Of course I could be misinterpreting the setting. I’m open to suggestions. AKA please comment.
2) Entropy: Really interesting way to look at the world
Entropy is 100% my favorite theme in Sci-Fi and Fantasy literature. Not so much from the everything breaks down and nothing lasts perspective. That’s pretty depressing and not a whole lot of fun. More from the perspective that things must be torn down to be built up. That the universe is constantly changing and from the ruins of something that once was, something else will be. Pretty dramatic stuff right?
The Way of Cross & Dragon seems to frame entropy as a contradiction. After listening to a huge speech about how everything eventually breaks down, the main character seems to be stuck in a seemingly everlasting cycle which will continue on forever. Pursuit of truth is the only true constant.
3) This story has to be the precursor to GoT
Also, this Judas Iscariot fellow (at least the way he is constructed in The Way of Cross & Dragon) seems to resemble Daenerys Targaryen from Game of Thrones an awful lot. Actually, the only difference I can see is that Judas is a dude. Anyway, I haven’t been reading GoT but I’ve been trying to keep up with the HBO series. Obviously, now I’m going to start looking for any type of biblical references in her character (although at present they are eluding me) as the story progresses. Maybe I’ll find something, maybe not.
Again, if you already know of some of these please comment.
4) I think this is as happy as an ending gets for George R.R. Martin
I’m really starting to feel like George R.R. Martin just doesn’t do happy. I sincerely hope that he’s more cheerful in person than some of his writing. This is the second short fiction piece I’ve read by this author and for the second time I’ve need to put it down and go do something else to distract myself. He gets heavy and he does it quickly too.
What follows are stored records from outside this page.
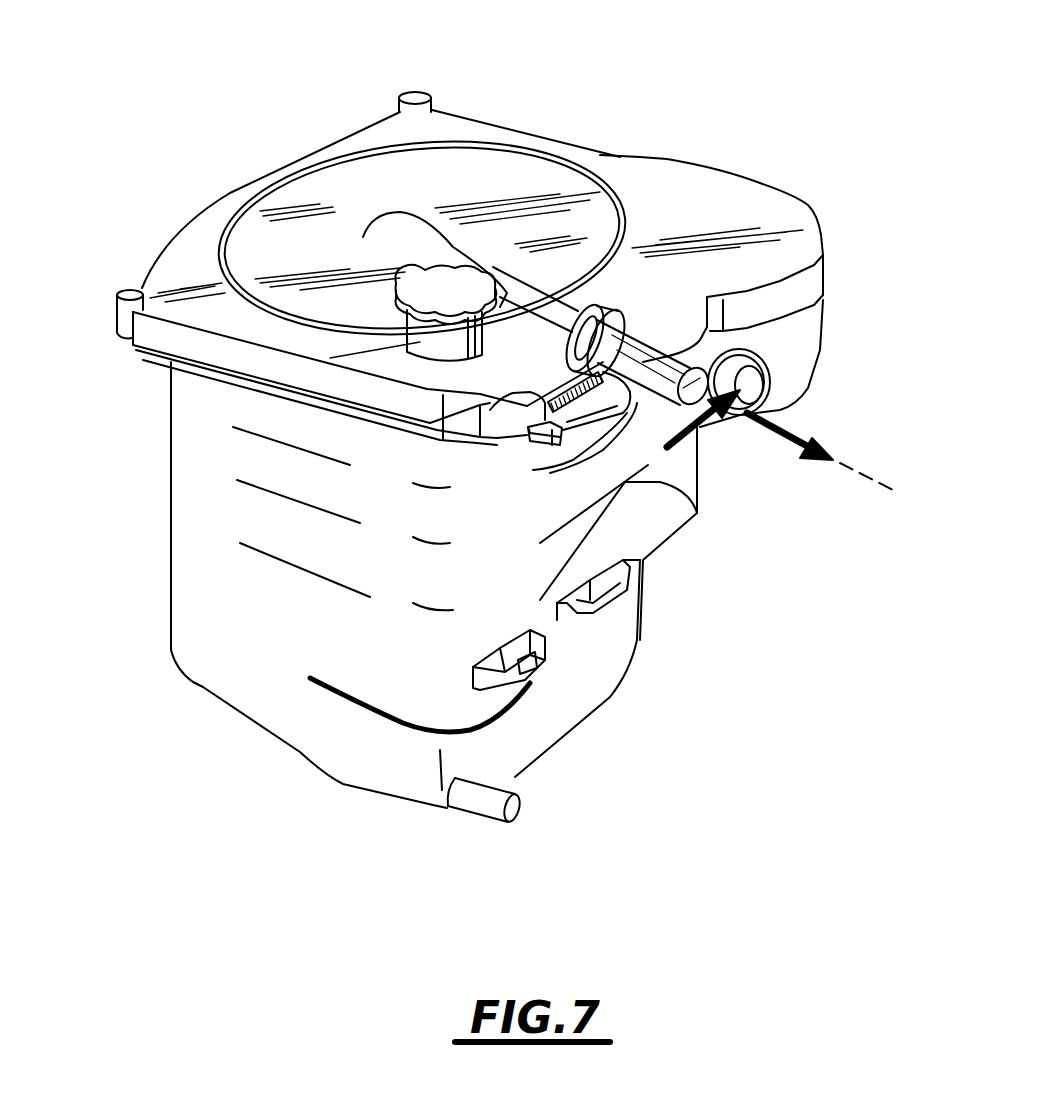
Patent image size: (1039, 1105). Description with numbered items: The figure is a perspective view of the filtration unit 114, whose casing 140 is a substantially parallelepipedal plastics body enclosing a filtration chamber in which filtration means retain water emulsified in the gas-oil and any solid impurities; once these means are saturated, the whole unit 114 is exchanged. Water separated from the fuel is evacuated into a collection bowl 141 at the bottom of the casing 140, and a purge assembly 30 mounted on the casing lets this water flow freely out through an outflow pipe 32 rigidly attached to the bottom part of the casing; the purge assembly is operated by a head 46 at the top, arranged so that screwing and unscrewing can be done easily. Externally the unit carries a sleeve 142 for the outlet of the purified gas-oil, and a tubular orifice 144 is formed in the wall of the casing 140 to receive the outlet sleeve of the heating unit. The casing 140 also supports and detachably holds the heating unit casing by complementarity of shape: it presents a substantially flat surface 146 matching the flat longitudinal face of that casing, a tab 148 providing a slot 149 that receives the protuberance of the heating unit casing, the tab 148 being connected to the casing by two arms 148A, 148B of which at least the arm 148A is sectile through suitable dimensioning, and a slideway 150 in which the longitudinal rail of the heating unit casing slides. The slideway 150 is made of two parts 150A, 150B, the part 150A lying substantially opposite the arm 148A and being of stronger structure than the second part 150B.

The filtration unit 114 is at (238, 172).
The purge assembly 30 is at (392, 289).
The head 46 is at (438, 278).
The outflow pipe 32 is at (480, 807).
The casing 140 is at (202, 512).
The collection bowl 141 is at (313, 737).
The sleeve 142 is at (663, 357).
The tubular orifice 144 is at (780, 390).
The flat surface 146 is at (697, 513).
The tab 148 is at (562, 410).
The arm 148A is at (481, 443).
The arm 148B is at (590, 458).
The slot 149 is at (570, 410).
The slideway 150 is at (557, 677).
The first slideway part 150A is at (475, 697).
The second slideway part 150B is at (637, 590).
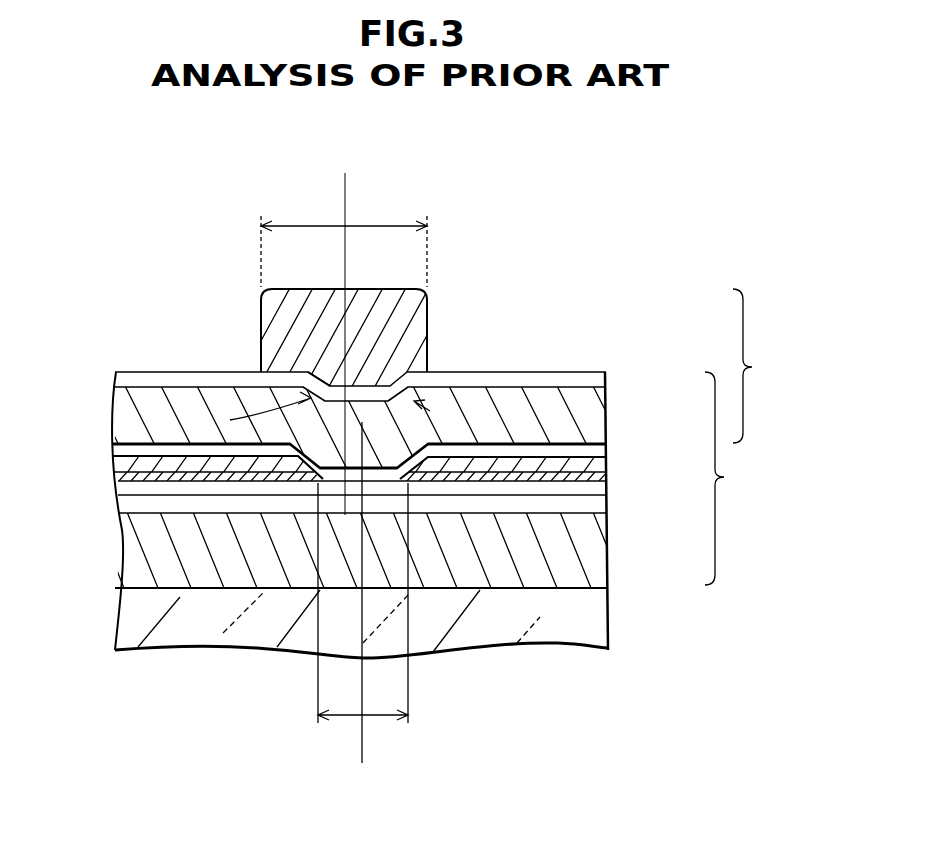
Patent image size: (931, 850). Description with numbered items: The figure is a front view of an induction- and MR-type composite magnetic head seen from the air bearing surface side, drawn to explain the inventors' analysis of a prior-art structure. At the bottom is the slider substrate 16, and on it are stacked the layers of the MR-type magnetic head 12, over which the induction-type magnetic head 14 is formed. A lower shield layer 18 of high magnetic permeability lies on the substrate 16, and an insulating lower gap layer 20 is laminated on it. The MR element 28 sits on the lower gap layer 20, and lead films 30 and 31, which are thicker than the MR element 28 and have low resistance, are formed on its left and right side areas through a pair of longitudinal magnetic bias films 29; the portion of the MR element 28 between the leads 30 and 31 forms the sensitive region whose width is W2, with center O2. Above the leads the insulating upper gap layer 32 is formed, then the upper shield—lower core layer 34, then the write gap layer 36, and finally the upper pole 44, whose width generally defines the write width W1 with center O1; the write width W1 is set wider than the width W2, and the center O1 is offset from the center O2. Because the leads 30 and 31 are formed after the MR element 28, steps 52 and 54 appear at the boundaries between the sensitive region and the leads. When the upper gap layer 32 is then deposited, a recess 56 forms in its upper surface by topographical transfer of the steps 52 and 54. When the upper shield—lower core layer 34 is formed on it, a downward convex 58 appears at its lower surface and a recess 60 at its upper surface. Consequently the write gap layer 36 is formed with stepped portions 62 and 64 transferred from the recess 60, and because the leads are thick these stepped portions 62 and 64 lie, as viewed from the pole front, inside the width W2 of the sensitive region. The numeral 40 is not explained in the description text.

The MR-type magnetic head 12 is at (735, 478).
The induction-type magnetic head 14 is at (764, 366).
The substrate 16 is at (132, 623).
The lower shield layer 18 is at (132, 565).
The lower gap layer 20 is at (145, 509).
The MR element 28 is at (143, 490).
The longitudinal magnetic bias films 29 is at (130, 477).
The lead conductor 30 is at (607, 461).
The lead conductor 31 is at (122, 462).
The upper gap layer 32 is at (607, 447).
The upper shield—lower core layer 34 is at (607, 413).
The write gap layer 36 is at (607, 375).
The gate 40 is at (355, 300).
The upper pole 44 is at (287, 327).
The step 52 is at (440, 467).
The step 54 is at (287, 462).
The recess 56 is at (330, 384).
The downward convex 58 is at (332, 387).
The recess 60 is at (427, 335).
The stepped portion 62 is at (430, 411).
The stepped portion 64 is at (230, 420).
The write width W1 is at (302, 224).
The width of the sensitive region W2 is at (373, 718).
The center of the upper pole width O1 is at (345, 195).
The center of the width of the MR element sensitive region O2 is at (362, 740).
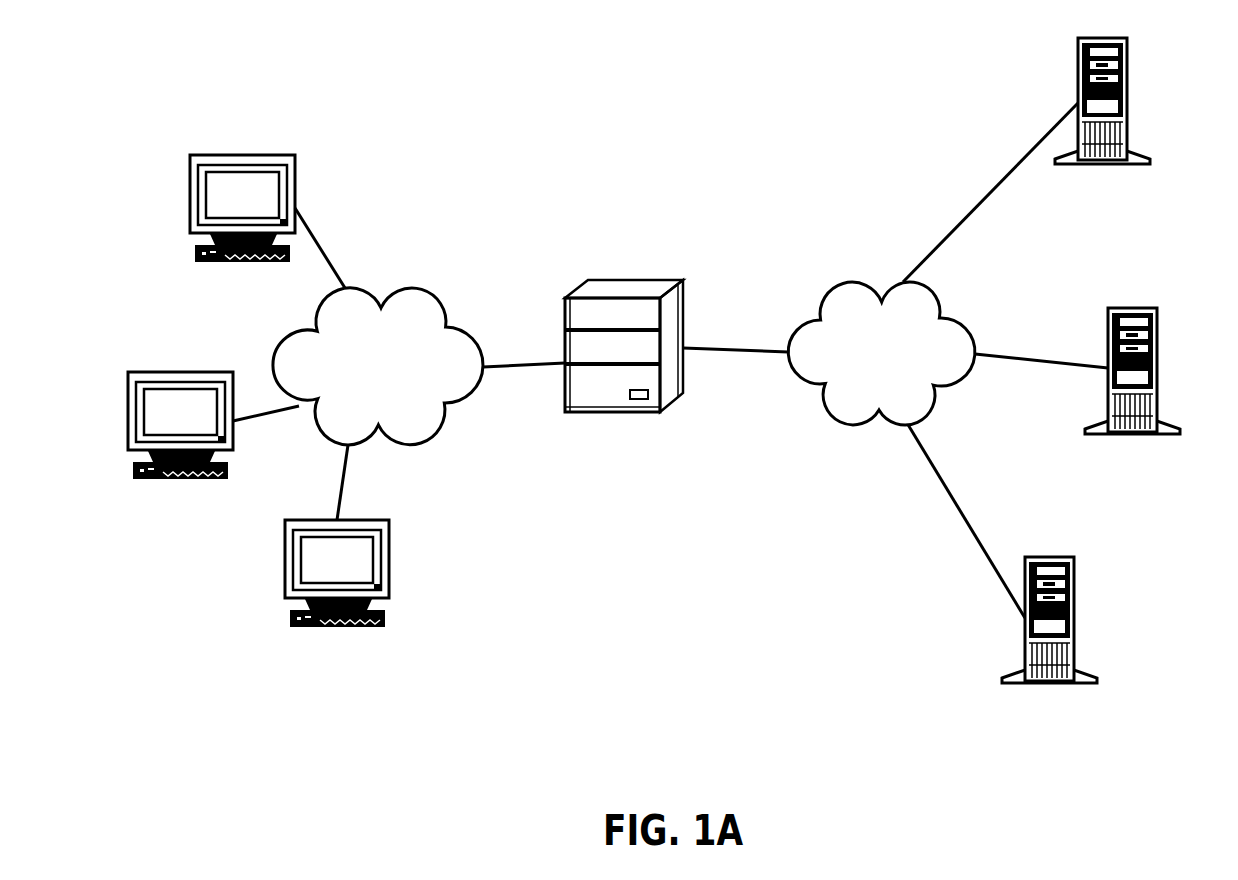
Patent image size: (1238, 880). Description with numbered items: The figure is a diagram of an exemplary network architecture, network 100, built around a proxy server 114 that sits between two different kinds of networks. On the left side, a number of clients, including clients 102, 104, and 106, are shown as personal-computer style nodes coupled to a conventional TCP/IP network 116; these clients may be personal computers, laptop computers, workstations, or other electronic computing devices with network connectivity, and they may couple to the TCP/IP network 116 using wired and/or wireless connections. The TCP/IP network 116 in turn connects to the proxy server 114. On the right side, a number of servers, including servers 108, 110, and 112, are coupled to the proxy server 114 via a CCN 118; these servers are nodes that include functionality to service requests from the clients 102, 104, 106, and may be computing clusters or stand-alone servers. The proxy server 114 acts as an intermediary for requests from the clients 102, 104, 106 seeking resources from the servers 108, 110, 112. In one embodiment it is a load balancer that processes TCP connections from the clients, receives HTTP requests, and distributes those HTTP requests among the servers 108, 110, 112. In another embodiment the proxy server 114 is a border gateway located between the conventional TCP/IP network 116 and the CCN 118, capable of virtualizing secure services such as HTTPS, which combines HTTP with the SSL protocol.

The network 100 is at (687, 712).
The client 102 is at (190, 208).
The client 104 is at (128, 422).
The client 106 is at (285, 572).
The server 108 is at (1128, 103).
The server 110 is at (1158, 370).
The server 112 is at (1073, 620).
The proxy server 114 is at (627, 280).
The TCP/IP network 116 is at (378, 366).
The CCN 118 is at (881, 353).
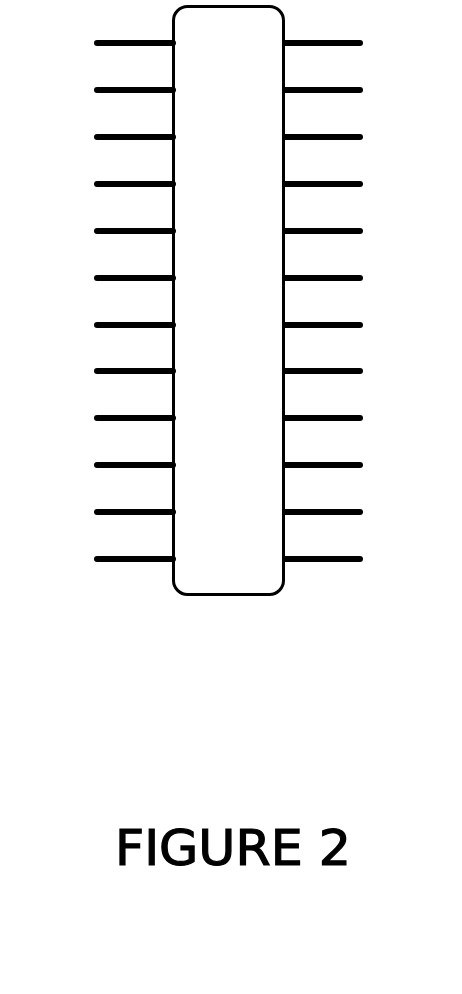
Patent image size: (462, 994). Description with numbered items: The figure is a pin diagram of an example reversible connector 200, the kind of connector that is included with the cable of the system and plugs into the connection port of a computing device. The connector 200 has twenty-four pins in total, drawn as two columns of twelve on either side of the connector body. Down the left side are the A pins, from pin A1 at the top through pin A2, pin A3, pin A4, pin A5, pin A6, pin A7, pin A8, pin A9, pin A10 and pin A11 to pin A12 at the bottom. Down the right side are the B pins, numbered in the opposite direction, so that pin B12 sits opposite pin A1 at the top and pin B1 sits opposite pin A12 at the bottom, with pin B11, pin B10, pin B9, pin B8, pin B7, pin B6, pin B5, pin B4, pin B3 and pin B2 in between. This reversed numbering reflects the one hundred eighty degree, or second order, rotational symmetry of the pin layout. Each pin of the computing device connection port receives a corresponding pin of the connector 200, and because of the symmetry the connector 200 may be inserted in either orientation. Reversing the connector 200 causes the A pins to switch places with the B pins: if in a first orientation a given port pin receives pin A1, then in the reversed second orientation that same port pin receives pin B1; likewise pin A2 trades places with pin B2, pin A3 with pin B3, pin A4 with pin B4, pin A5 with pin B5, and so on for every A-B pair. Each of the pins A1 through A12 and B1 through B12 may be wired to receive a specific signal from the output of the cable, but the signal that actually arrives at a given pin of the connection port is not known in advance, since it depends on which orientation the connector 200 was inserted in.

The reversible connector 200 is at (247, 697).
The pin A1 is at (112, 44).
The pin A2 is at (112, 91).
The pin A3 is at (112, 138).
The pin A4 is at (112, 185).
The pin A5 is at (112, 232).
The pin A6 is at (112, 279).
The pin A7 is at (112, 326).
The pin A8 is at (112, 372).
The pin A9 is at (112, 419).
The pin A10 is at (112, 466).
The pin A11 is at (112, 513).
The pin A12 is at (112, 560).
The pin B1 is at (344, 560).
The pin B2 is at (344, 513).
The pin B3 is at (344, 466).
The pin B4 is at (344, 419).
The pin B5 is at (344, 372).
The pin B6 is at (344, 326).
The pin B7 is at (344, 279).
The pin B8 is at (344, 232).
The pin B9 is at (344, 185).
The pin B10 is at (349, 138).
The pin B11 is at (349, 91).
The pin B12 is at (349, 44).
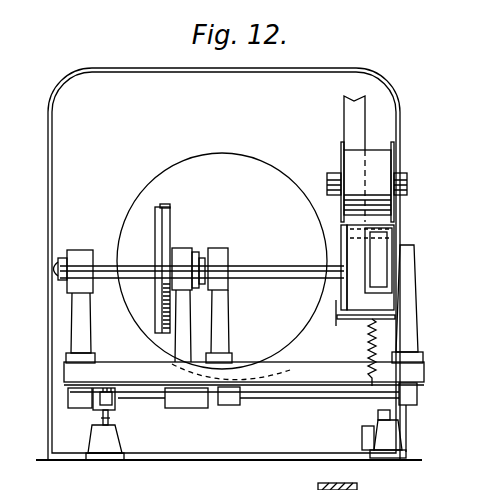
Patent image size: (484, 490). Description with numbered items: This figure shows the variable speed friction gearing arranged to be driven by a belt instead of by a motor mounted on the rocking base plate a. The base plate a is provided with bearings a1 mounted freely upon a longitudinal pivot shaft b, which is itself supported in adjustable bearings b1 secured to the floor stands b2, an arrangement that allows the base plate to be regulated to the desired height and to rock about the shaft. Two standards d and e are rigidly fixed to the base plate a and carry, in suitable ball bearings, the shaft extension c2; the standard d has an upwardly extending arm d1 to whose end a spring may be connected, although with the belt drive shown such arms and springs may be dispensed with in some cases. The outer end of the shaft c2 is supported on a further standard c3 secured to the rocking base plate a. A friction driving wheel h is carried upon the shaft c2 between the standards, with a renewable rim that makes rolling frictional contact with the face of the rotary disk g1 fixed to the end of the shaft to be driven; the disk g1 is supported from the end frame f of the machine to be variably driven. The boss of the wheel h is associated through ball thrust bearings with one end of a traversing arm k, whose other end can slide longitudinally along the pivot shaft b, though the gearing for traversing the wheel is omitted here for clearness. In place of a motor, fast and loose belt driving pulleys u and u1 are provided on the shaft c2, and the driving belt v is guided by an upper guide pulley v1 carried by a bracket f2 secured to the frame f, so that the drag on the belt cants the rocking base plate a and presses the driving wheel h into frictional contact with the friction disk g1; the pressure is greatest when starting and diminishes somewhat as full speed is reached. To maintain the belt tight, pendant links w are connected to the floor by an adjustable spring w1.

The machine frame f is at (229, 264).
The rotary disk g1 is at (222, 261).
The rocking base plate a is at (244, 380).
The bearings a1 is at (82, 410).
The adjustable bearings b1 is at (116, 406).
The floor stands b2 is at (124, 438).
The pivot shaft b is at (299, 410).
The upwardly extending arm d1 is at (417, 394).
The standard e is at (92, 327).
The shaft extension c2 is at (108, 282).
The friction driving wheel h is at (171, 222).
The traversing arm k is at (190, 308).
The standard d is at (229, 310).
The driving belt v is at (342, 159).
The upper guide pulley v1 is at (367, 182).
The bracket f2 is at (327, 182).
The fast belt driving pulley u is at (367, 267).
The loose belt driving pulley u1 is at (385, 272).
The pendant links w is at (337, 317).
The adjustable spring w1 is at (368, 342).
The pedestal c3 is at (414, 309).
Anyway, reading back over this post again, it would seem that I didn’t enjoy The Way of Cross & Dragon. That isn’t true. I did enjoy it and would certainly recommend it to anyone reading this post. I really liked the juxtaposition of elements in the story which were supposed to represent Entropy, with those elements which were supposed to represent Immortality. Order from chaos, chaos from order, etc. I think he could have pushed a little harder on in the setting. The inauthentic church motive seems a little tired to me, but this story was written back in the 80’s so maybe it was a fresher idea in that time. I think that’s all for now. If I find any good GoT tidbits relating to this story I’ll be sure to add them. Or maybe just do another post.